Deuxième point : la durée de ces séances. Une séance de psychologie dure généralement entre 45 minutes et 1h (plutôt 1h chez moi voire plus selon les besoins…) et devra, suite à cette proposition, se réduire à 30 minutes (« Bonjour madame /monsieur, comment ça va cette semaine, que s’est-il passé depuis notre dernière séance, comment avez-vous mis en pratique les exercices proposés, à combien côtez vous votre humeur / anxiété…. Ah c’est déjà l’heure ! Bon bah à la prochaine fois, vous continuez comme ça surtout ! »). Autant dire qu’en 30 minutes, on avance pas beaucoup et encore moins dans mon courant de TCC : quand on fait des séances d’exposition, dans la mesure où une exposition peut durer 20 minutes…ça ne nous permet pas d’être vraiment proactif…
Troisième point : le tarif. Là, je reprends le terme indécent … 22 euros les 30 minutes.

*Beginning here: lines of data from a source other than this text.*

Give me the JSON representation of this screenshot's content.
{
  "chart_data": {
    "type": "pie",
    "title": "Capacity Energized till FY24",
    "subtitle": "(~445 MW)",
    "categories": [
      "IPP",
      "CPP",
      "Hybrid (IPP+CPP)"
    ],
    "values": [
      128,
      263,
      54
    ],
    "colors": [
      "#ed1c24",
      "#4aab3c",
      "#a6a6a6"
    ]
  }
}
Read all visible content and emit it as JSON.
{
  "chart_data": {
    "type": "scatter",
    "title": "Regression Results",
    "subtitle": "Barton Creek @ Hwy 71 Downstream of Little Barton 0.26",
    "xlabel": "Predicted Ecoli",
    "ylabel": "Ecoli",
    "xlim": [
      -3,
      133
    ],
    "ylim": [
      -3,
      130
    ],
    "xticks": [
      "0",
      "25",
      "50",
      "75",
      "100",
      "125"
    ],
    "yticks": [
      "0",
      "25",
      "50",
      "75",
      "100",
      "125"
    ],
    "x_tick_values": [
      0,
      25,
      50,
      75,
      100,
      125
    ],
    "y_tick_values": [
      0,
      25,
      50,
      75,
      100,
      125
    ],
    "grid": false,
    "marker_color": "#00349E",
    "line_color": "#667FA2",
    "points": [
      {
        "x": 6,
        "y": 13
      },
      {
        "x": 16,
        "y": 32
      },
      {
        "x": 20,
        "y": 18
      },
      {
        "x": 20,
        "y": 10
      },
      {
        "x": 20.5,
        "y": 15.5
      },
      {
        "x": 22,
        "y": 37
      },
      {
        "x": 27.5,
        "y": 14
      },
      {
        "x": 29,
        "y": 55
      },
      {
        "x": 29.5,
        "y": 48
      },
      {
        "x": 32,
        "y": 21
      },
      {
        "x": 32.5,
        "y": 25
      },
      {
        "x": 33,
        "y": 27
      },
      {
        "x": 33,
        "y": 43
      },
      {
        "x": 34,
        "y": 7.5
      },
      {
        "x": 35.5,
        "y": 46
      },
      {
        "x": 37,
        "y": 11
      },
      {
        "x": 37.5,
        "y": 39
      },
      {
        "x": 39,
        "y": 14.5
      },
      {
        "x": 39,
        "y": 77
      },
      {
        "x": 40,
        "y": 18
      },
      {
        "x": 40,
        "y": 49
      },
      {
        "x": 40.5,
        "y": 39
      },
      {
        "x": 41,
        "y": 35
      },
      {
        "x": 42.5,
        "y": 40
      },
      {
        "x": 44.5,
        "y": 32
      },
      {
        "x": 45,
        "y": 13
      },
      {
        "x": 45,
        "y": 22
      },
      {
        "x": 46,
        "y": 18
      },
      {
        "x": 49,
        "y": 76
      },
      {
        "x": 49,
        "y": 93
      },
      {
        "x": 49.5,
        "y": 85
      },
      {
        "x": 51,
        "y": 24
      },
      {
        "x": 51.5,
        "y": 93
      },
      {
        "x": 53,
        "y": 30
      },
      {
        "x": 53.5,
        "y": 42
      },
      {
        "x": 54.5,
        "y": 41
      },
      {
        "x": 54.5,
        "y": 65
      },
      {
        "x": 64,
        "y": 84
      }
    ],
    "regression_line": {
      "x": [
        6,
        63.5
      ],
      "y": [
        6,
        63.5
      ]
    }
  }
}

Soit, après paiement de nos charges : 11 euros les 30 minutes. Donc j’ai fait 8 années d’études, je me forme en continu, j’ai la prétention d’essayer de continuer à faire évoluer ma pratique et de l’enrichir, pour gagner 22 euros de l’heure. A 11 euros la séance, je peux être la plus empathique du monde, je dois aussi rester pragmatique : je change de boulot. Et pourtant celui-ci me passionne clairement.
Voilà…
Par contre, il n’y avait aucun problème pour nous solliciter comme « renfort covid » pour accompagner les patients et leurs familles pendant la crise sanitaire… Et il n’y en a pas pour qu’on « ramasse » aujourd’hui toutes les personnes qui ont souffert de la crise.
Mais quand il s’agissait de nous rendre personnel prioritaire pour la garde de nos enfants pendant les différents confinements de façon à pouvoir continuer à suivre dans les meilleures conditions nos patients (je n’adhère pas à la téléconsultation mais cela m’appartient), le gouvernement nous a bien laissé tomber. Pourtant je crois qu’on a tous des patients « graves » dans nos cabinets, dont la continuité des soins est essentielle afin d’éviter décompensations, conduites parasuicidaires, TS….
Voilà pourquoi nous sommes un peu fâchés… Je ne compte pas adhérer à ce principe de psychologie au rabais : voir plus de patients pour gagner nos vie dignement, arrêter de nous former car nous n’en aurons pas les ressources…
En attendant, je dois saluer les mutuelles qui se mobilisent pour prendre en charge davantage de séances, ça c’est vraiment chouette, bien que parfois toujours insuffisant je le conçois.
Le 10 juin prochain, les psychologues se mobilisent massivement, contre ce projet de loi.
J’espère maintenant, chers patients, que tout cela est plus clair pour vous, et que vous comprenez mieux en quoi cela nous dérange.